Hi Community, 

A new version of Sophos Central Server Intercept X 2.0.16 has been released to our Sophos Central customers. This release also contains the below customer fixes:

Updated Components

HitManPro.Alert has been updated to 3.7.15.446.

New features

This release supports the following new protection features.
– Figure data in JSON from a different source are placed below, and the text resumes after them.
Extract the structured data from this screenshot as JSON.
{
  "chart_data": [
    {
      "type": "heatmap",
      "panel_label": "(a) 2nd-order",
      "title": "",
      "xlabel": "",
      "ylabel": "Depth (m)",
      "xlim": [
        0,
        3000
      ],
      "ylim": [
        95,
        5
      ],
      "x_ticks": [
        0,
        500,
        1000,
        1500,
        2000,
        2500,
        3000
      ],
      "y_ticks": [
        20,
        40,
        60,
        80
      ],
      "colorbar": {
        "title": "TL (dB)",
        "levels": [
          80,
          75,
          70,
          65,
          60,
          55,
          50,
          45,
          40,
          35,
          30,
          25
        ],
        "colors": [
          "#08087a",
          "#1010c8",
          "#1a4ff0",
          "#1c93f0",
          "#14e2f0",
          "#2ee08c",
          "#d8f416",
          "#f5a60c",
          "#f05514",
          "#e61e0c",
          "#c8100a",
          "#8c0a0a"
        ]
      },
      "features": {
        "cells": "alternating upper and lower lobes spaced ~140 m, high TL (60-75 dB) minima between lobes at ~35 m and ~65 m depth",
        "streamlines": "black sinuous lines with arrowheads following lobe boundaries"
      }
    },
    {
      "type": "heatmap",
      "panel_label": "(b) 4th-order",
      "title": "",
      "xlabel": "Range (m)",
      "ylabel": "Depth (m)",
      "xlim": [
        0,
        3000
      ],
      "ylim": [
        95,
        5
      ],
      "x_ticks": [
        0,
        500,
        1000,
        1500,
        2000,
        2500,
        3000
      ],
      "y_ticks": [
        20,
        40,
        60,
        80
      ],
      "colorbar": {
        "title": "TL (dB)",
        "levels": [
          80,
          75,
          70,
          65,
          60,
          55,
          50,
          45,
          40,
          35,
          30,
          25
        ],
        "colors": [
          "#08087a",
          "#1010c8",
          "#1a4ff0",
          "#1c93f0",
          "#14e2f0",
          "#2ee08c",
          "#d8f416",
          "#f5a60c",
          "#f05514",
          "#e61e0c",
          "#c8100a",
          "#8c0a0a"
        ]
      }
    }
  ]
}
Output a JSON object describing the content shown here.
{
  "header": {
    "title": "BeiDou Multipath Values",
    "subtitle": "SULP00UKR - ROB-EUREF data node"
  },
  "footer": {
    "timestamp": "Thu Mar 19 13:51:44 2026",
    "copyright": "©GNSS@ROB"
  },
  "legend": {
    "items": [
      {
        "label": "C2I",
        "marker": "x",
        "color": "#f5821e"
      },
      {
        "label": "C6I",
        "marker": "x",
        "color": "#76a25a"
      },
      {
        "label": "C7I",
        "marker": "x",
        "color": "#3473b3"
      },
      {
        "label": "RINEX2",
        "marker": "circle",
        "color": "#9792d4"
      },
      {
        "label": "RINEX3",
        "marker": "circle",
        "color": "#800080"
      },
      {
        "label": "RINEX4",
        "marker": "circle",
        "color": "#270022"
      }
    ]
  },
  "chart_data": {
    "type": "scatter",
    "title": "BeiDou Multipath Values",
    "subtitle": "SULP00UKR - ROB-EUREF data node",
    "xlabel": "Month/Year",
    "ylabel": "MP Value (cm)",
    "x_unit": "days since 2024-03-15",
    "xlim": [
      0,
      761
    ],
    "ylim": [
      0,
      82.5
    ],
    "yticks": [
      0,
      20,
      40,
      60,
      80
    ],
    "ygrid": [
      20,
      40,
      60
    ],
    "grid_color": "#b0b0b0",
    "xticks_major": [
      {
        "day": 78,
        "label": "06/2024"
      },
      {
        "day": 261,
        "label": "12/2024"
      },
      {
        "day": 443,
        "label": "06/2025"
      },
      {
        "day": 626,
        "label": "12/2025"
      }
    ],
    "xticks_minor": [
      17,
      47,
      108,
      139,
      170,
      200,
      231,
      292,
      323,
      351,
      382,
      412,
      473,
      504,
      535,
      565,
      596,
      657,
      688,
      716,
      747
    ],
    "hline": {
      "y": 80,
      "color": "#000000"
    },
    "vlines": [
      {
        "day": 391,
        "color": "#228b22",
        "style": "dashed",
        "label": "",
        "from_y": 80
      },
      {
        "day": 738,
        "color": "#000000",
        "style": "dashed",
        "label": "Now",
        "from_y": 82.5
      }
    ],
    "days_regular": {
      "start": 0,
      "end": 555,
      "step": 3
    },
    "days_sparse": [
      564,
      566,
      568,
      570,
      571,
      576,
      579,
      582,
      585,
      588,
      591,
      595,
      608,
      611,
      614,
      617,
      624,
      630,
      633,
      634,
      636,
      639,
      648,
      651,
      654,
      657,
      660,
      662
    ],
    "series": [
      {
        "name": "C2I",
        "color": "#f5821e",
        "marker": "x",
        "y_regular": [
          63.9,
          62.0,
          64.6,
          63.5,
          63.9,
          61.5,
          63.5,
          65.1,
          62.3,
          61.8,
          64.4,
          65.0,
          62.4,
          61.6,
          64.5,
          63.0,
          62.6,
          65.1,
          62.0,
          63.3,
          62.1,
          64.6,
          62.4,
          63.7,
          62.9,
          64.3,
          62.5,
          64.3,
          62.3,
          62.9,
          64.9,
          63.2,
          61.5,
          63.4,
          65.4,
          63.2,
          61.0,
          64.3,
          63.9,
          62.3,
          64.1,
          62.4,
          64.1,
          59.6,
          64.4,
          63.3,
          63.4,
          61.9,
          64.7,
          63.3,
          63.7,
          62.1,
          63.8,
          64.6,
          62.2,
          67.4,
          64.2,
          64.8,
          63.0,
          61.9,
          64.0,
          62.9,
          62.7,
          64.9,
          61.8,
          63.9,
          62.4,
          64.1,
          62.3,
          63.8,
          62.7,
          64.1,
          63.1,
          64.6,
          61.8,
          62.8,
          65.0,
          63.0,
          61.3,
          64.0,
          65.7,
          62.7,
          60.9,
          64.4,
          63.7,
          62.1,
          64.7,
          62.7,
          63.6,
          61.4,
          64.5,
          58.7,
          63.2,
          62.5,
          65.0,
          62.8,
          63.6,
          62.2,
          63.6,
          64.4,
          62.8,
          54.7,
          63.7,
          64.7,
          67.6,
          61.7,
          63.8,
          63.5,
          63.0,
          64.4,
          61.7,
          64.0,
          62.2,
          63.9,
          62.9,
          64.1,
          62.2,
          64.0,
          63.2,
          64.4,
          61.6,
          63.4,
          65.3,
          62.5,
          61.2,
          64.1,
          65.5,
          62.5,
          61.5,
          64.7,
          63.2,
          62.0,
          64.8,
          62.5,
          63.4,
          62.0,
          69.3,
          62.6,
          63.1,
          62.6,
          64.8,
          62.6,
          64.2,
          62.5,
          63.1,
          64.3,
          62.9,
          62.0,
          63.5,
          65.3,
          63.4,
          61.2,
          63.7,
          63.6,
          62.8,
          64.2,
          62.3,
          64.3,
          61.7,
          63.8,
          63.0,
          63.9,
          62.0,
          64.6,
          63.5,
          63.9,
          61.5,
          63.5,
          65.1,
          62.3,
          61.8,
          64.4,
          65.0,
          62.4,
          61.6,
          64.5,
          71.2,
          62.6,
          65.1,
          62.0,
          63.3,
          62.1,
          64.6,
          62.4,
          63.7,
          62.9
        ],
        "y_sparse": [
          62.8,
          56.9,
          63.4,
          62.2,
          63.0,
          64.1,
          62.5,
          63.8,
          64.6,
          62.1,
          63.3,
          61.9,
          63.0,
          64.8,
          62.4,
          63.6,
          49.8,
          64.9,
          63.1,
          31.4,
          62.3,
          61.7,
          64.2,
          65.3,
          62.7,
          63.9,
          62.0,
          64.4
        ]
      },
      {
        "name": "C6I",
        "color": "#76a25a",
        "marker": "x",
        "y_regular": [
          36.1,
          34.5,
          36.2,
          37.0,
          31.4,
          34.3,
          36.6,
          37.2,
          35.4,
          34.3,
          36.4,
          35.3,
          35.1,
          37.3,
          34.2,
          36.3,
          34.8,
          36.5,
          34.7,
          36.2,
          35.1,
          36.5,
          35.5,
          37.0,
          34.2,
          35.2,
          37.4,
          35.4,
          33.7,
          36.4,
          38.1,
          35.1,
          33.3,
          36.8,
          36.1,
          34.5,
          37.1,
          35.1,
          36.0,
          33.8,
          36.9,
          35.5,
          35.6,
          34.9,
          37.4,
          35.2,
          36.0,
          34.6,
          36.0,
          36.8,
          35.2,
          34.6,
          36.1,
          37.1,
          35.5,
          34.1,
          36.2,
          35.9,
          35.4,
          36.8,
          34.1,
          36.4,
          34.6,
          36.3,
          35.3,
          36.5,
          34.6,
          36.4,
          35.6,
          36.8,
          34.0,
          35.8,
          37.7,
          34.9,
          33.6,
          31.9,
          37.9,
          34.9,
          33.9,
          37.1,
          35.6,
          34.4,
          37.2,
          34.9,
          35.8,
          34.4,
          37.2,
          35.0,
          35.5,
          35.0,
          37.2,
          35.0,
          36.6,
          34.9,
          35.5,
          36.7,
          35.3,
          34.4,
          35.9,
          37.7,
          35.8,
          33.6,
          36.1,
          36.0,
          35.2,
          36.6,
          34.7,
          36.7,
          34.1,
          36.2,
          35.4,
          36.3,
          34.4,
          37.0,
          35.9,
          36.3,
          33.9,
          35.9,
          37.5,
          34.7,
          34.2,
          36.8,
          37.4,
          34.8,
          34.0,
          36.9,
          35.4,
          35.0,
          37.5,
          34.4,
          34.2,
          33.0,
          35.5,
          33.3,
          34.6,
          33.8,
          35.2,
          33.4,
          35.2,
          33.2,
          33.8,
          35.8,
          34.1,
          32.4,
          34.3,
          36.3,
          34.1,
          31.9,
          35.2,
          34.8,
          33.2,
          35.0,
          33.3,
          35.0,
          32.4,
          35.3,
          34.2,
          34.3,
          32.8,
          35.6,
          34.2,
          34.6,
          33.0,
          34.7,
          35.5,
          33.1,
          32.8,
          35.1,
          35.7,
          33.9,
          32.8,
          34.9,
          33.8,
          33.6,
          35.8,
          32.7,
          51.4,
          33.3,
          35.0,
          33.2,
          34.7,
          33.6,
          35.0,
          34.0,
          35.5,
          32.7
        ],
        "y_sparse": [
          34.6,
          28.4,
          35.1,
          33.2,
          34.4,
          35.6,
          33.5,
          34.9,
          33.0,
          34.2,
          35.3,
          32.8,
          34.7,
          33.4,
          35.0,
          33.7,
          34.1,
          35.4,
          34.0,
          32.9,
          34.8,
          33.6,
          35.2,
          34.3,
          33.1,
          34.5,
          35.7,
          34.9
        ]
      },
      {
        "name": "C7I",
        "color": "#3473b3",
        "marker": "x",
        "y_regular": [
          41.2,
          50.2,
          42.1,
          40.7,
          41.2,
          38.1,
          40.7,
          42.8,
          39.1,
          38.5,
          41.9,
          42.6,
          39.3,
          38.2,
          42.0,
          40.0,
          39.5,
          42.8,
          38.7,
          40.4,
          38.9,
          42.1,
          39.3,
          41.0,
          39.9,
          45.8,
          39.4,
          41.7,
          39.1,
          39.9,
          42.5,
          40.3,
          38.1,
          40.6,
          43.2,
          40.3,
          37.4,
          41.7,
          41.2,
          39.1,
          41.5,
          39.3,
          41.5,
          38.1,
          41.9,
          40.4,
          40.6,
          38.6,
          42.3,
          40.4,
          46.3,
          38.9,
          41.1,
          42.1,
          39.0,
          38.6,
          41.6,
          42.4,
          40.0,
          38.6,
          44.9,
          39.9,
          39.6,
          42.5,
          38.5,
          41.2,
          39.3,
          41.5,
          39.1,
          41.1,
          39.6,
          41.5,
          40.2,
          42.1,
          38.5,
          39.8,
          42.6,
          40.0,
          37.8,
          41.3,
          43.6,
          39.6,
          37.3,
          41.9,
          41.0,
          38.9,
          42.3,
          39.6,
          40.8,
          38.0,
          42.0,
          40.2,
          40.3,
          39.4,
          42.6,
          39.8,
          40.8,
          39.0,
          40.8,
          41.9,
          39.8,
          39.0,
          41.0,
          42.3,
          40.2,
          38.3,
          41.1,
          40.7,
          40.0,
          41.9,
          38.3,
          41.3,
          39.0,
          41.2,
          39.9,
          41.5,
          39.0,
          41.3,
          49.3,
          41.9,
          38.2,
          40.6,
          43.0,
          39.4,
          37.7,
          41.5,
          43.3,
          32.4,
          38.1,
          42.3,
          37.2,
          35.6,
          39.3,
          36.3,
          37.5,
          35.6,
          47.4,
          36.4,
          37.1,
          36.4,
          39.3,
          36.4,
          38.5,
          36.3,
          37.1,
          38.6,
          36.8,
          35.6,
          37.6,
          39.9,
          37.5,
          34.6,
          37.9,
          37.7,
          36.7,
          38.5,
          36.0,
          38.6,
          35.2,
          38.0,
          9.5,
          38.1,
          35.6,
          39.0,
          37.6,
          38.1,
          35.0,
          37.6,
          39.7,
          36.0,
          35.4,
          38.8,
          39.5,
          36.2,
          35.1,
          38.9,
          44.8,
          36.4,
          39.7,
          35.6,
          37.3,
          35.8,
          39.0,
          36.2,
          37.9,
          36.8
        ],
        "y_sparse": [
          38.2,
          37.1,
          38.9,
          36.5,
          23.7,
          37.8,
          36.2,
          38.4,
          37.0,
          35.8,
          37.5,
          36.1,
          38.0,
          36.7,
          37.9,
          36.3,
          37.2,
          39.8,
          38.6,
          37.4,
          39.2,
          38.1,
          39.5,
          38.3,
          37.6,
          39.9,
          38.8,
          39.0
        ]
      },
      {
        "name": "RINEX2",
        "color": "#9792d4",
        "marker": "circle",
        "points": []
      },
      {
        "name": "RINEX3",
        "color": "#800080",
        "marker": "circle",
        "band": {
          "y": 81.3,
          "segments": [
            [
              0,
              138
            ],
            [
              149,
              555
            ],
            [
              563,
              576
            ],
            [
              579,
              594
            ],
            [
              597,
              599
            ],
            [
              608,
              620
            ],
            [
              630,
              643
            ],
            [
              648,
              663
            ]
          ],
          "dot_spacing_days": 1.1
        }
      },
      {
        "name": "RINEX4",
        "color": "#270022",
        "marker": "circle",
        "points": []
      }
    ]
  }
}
These will initially be turned on only for servers in early access program subscriptions, before being turned on for all Intercept X customers:

  • API Set Guard
  • CTF Guard
  • CryptoGuard – EFS
  • Dynamic Shellcode

Resolved issues

Issue ID

Component

Description

WINEP-21933

HitmanPro.Alert

Resolved an issue in which the thumbprint required to allow a lockdown alert is changed every time the application is run.

WINEP_20880

HitmanPro.Alert

Resolved an issue in which CryptoGuard detects an attack when EPS files are copied to a file server share.

WINEP-20812

HitmanPro.Alert

Resolved an issue that caused laptops to occasionally stop when docked.

WINEP-20759

HitmanPro.Alert

Resolved an issue in which the HitmanPro.Alert service crashes after updating to 3.7.13.1337.

WINEP-20438

HitmanPro.Alert

Resolved an issue in which CryptoGuard is triggered on a file server because of actions being performed on endpoints using an application called AdvantX.

WINEP-20356

HitmanPro.Alert

Resolved an issue in which Import Address Table Access Filtering exploit detections are triggered against Microsoft Office applications, as well as Adobe Acrobat and nschill.exe.

WINEP-19843

HitmanPro.Alert

Resolved an issue in which two different lockdown detections happen at the same time.

WINEP-19818

HitmanPro.Alert

Resolved an issue in which, with CryptoGuard turned on, the PAEXEC application fails to load.

WINEP-19765

HitmanPro.Alert

Resolved an issue in which HitmanPro.Alert caused the operating system to stop unexpectedly on a server.

WINEP-19707

HitmanPro.Alert

Resolved an issue in which a ZENworks virtual application fails to open.

WINEP-19647

HitmanPro.Alert

Resolved an issue in which a lockdown is detected on Foxit Reader when attempting to open it.

WINEP-19378

HitmanPro.Alert

Resolved an issue in which Cygwin commands fail.

WINEP-19359

HitmanPro.Alert

Resolved an issue in which SecureCS is detected as ransomware.

WINEP-19351

HitmanPro.Alert

Resolved an issue in which a CryptoGuard detection occurs in an internal application: FIS Direct Branch or COCC.

WINEP-19320

HitmanPro.Alert

Resolve an issue in which Central endpoints trigger alternate Policy non-compliance: Exploit Detection and Policy in compliance: Exploit Detection events.

WINEP-19174

HitmanPro.Alert

Resolved an issue in which a CryptoGuard detection occurs at remote IP addresses when files are saved to a shared files server.

WINEP-19100

HitmanPro.Alert

Resolved an issue in which Directory Opus 12 triggers a CryptoGuard remote ransomware detection.

WINEP-17943

HitmanPro.Alert

Resolved an issue in which Digital Guardian DLP causes an intruder detection to be reported while the user is browsing in Microsoft Edge.